Check out this complaint he lodged online against an old employer that he harasses.  Notice their rebuttal. "Kris Irizarry was hospitalized for mental instability and actually stole all our equipment from our New York office. We have had our attorney contact him to cease and desist his defamation towards our company and to stop contacting our clients.

He has repeatably claimed to be going on active duty with US Army which we believe is false, in addition he has written our clients attempting to have them send money to his landlord. he has created factious emails claiming to be an investigative journalist, the bottom line is he is mentally unstable and was in the hostipal 95% of the time he claimed to work with us." 

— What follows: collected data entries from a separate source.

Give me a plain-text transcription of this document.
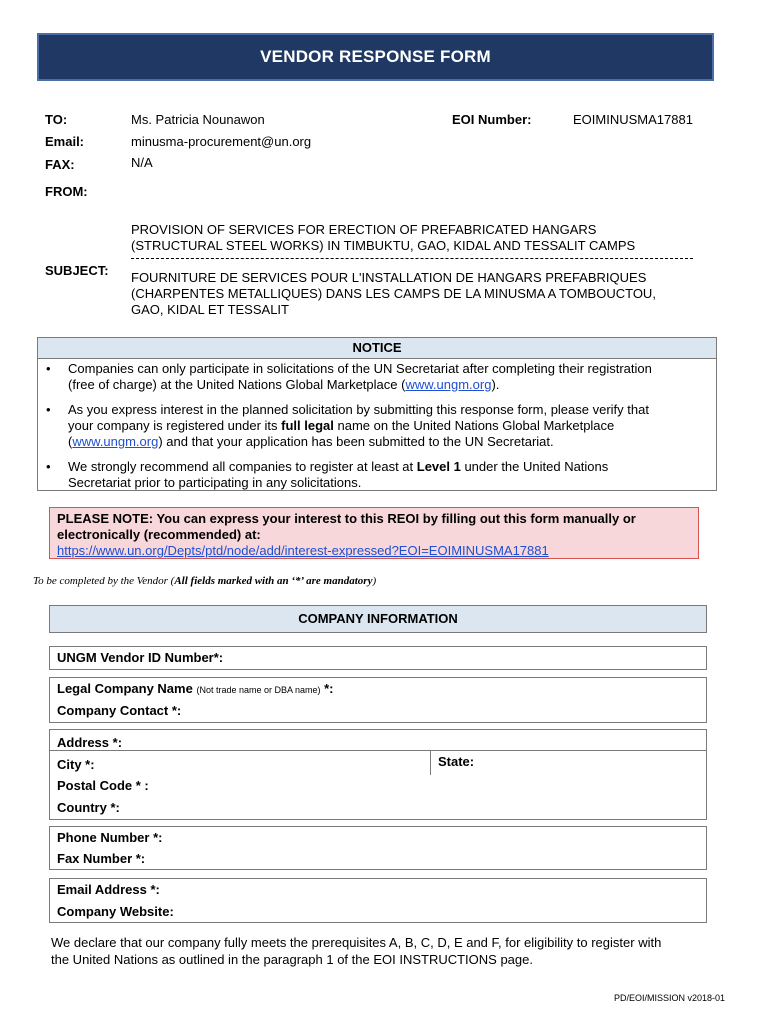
VENDOR RESPONSE FORM
TO:	Ms. Patricia Nounawon	EOI Number:	EOIMINUSMA17881
Email:	minusma-procurement@un.org
FAX:	N/A
FROM:
SUBJECT:
PROVISION OF SERVICES FOR ERECTION OF PREFABRICATED HANGARS
(STRUCTURAL STEEL WORKS) IN TIMBUKTU, GAO, KIDAL AND TESSALIT CAMPS
FOURNITURE DE SERVICES POUR L'INSTALLATION DE HANGARS PREFABRIQUES
(CHARPENTES METALLIQUES) DANS LES CAMPS DE LA MINUSMA A TOMBOUCTOU,
GAO, KIDAL ET TESSALIT
NOTICE
• Companies can only participate in solicitations of the UN Secretariat after completing their registration
(free of charge) at the United Nations Global Marketplace (www.ungm.org).
• As you express interest in the planned solicitation by submitting this response form, please verify that
your company is registered under its full legal name on the United Nations Global Marketplace
(www.ungm.org) and that your application has been submitted to the UN Secretariat.
• We strongly recommend all companies to register at least at Level 1 under the United Nations
Secretariat prior to participating in any solicitations.
PLEASE NOTE: You can express your interest to this REOI by filling out this form manually or
electronically (recommended) at:
https://www.un.org/Depts/ptd/node/add/interest-expressed?EOI=EOIMINUSMA17881
To be completed by the Vendor (All fields marked with an ‘*’ are mandatory)
COMPANY INFORMATION
UNGM Vendor ID Number*:
Legal Company Name (Not trade name or DBA name) *:
Company Contact *:
Address *:
City *:	State:
Postal Code * :
Country *:
Phone Number *:
Fax Number *:
Email Address *:
Company Website:
We declare that our company fully meets the prerequisites A, B, C, D, E and F, for eligibility to register with
the United Nations as outlined in the paragraph 1 of the EOI INSTRUCTIONS page.
PD/EOI/MISSION v2018-01
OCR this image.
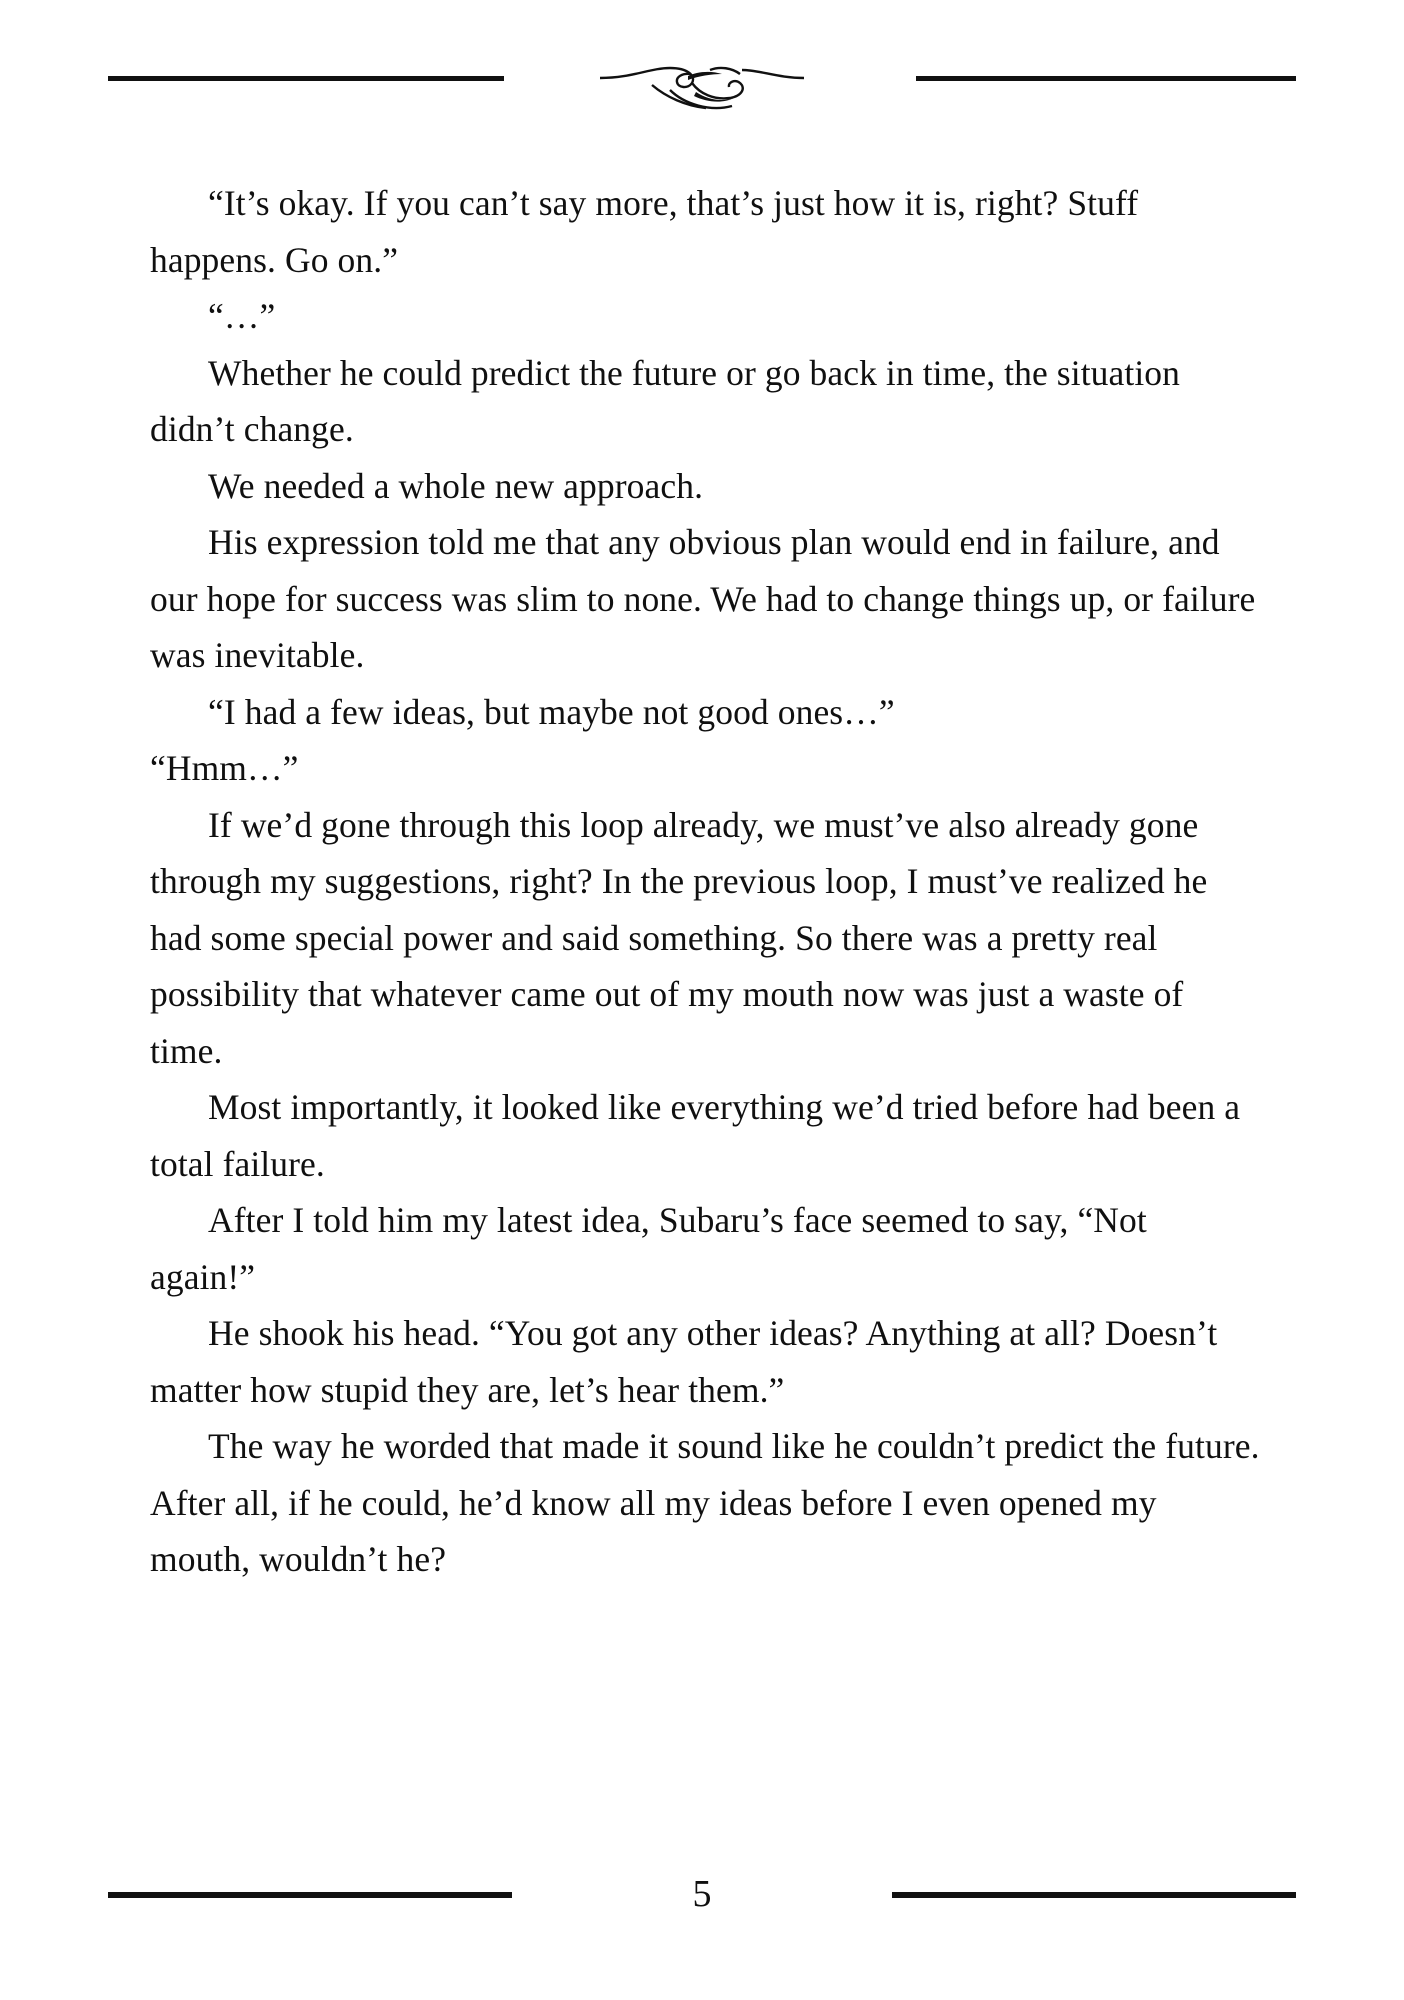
“It’s okay. If you can’t say more, that’s just how it is, right? Stuff happens. Go on.”

“…”

Whether he could predict the future or go back in time, the situation didn’t change.

We needed a whole new approach.

His expression told me that any obvious plan would end in failure, and our hope for success was slim to none. We had to change things up, or failure was inevitable.

“I had a few ideas, but maybe not good ones…”

“Hmm…”

If we’d gone through this loop already, we must’ve also already gone through my suggestions, right? In the previous loop, I must’ve realized he had some special power and said something. So there was a pretty real possibility that whatever came out of my mouth now was just a waste of time.

Most importantly, it looked like everything we’d tried before had been a total failure.

After I told him my latest idea, Subaru’s face seemed to say, “Not again!”

He shook his head. “You got any other ideas? Anything at all? Doesn’t matter how stupid they are, let’s hear them.”

The way he worded that made it sound like he couldn’t predict the future. After all, if he could, he’d know all my ideas before I even opened my mouth, wouldn’t he?

5
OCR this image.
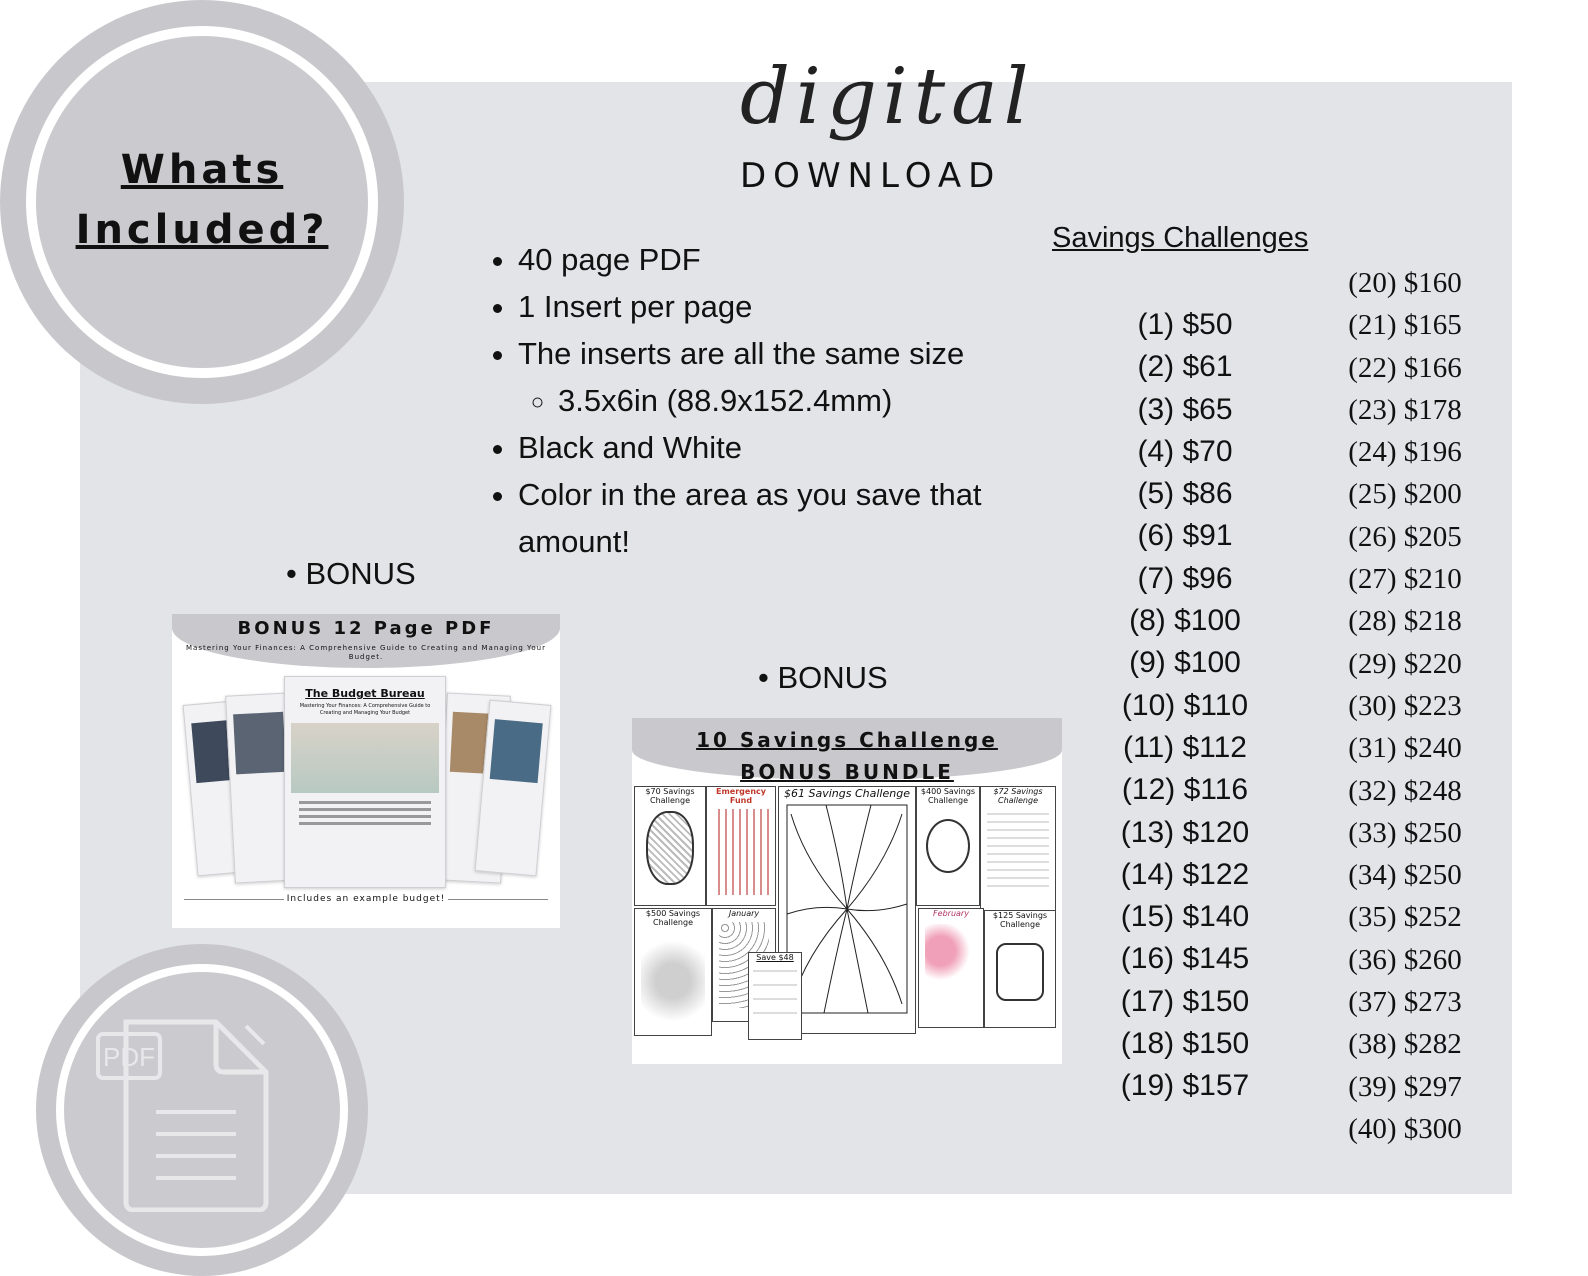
Whats
Included?
digital
DOWNLOAD
• 40 page PDF
• 1 Insert per page
• The inserts are all the same size
◦ 3.5x6in (88.9x152.4mm)
• Black and White
• Color in the area as you save that amount!
• BONUS
• BONUS
BONUS 12 Page PDF
Mastering Your Finances: A Comprehensive Guide to Creating and Managing Your Budget.
The Budget Bureau
Mastering Your Finances: A Comprehensive Guide to Creating and Managing Your Budget
Includes an example budget!
10 Savings Challenge
BONUS BUNDLE
$70 Savings Challenge
Emergency Fund
$61 Savings Challenge	$400 Savings Challenge
$72 Savings Challenge
$500 Savings Challenge
January
Save $48
February	$125 Savings Challenge
Savings Challenges
(1) $50
(2) $61
(3) $65
(4) $70
(5) $86
(6) $91
(7) $96
(8) $100
(9) $100
(10) $110
(11) $112
(12) $116
(13) $120
(14) $122
(15) $140
(16) $145
(17) $150
(18) $150
(19) $157
(20) $160
(21) $165
(22) $166
(23) $178
(24) $196
(25) $200
(26) $205
(27) $210
(28) $218
(29) $220
(30) $223
(31) $240
(32) $248
(33) $250
(34) $250
(35) $252
(36) $260
(37) $273
(38) $282
(39) $297
(40) $300
PDF
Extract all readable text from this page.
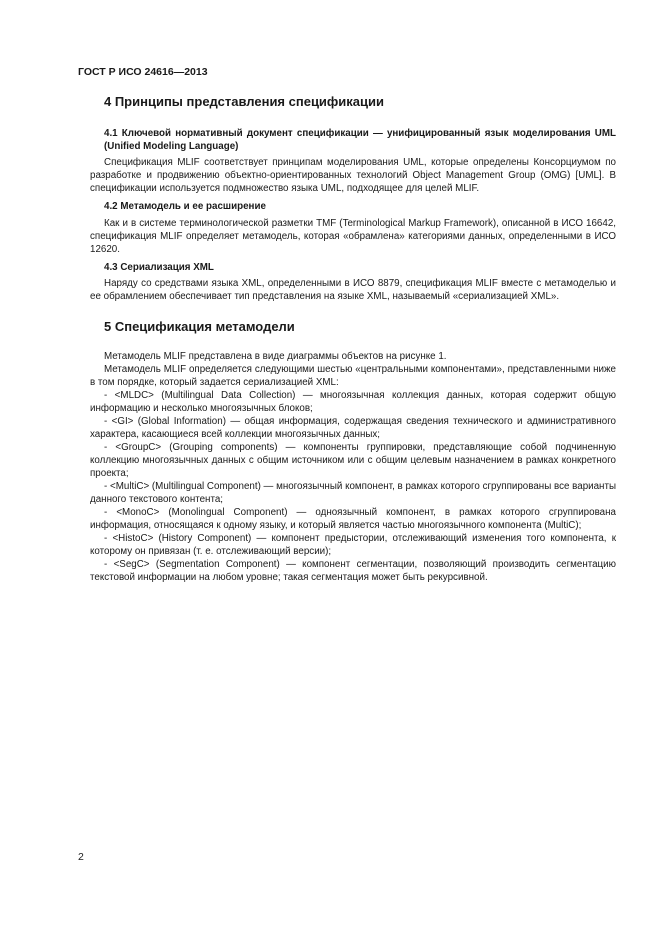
ГОСТ Р ИСО 24616—2013
4 Принципы представления спецификации
4.1 Ключевой нормативный документ спецификации — унифицированный язык моделирования UML (Unified Modeling Language)

Спецификация MLIF соответствует принципам моделирования UML, которые определены Консорциумом по разработке и продвижению объектно-ориентированных технологий Object Management Group (OMG) [UML]. В спецификации используется подмножество языка UML, подходящее для целей MLIF.

4.2 Метамодель и ее расширение

Как и в системе терминологической разметки TMF (Terminological Markup Framework), описанной в ИСО 16642, спецификация MLIF определяет метамодель, которая «обрамлена» категориями данных, определенными в ИСО 12620.

4.3 Сериализация XML

Наряду со средствами языка XML, определенными в ИСО 8879, спецификация MLIF вместе с метамоделью и ее обрамлением обеспечивает тип представления на языке XML, называемый «сериализацией XML».

5 Спецификация метамодели

Метамодель MLIF представлена в виде диаграммы объектов на рисунке 1.

Метамодель MLIF определяется следующими шестью «центральными компонентами», представленными ниже в том порядке, который задается сериализацией XML:

- <MLDC> (Multilingual Data Collection) — многоязычная коллекция данных, которая содержит общую информацию и несколько многоязычных блоков;

- <GI> (Global Information) — общая информация, содержащая сведения технического и административного характера, касающиеся всей коллекции многоязычных данных;

- <GroupC> (Grouping components) — компоненты группировки, представляющие собой подчиненную коллекцию многоязычных данных с общим источником или с общим целевым назначением в рамках конкретного проекта;

- <MultiC> (Multilingual Component) — многоязычный компонент, в рамках которого сгруппированы все варианты данного текстового контента;

- <MonoC> (Monolingual Component) — одноязычный компонент, в рамках которого сгруппирована информация, относящаяся к одному языку, и который является частью многоязычного компонента (MultiC);

- <HistoC> (History Component) — компонент предыстории, отслеживающий изменения того компонента, к которому он привязан (т. е. отслеживающий версии);

- <SegC> (Segmentation Component) — компонент сегментации, позволяющий производить сегментацию текстовой информации на любом уровне; такая сегментация может быть рекурсивной.

2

Read his old stuff.  He's a nut.  Don't worry, your Ivy Leage access is intact.

Anonymous, where are you

Posted on Sat, 07/26/2008 - 3:26pm by Elise Liu

Anonymous, where are you getting this information? The author seems pretty vanilla and non-confrontational to me, from his old posts... 

Eva, you make a good point: I was merely (1) being cynical and (2) making a link to the Northwestern blog that took this information optimistically and referred to not getting into the Ivy League.

I didn't think enough about the "self-righteousness" thing, but I feel like accusations of "knowitallism" are pretty rampant... that people in the progressive community I'm in are just so quick to point out elitism, and that can be stifling for any disagreement within a campaign. And while I understand that selflessness is part of the point, I'm not convinced that this is ultimately a good thing.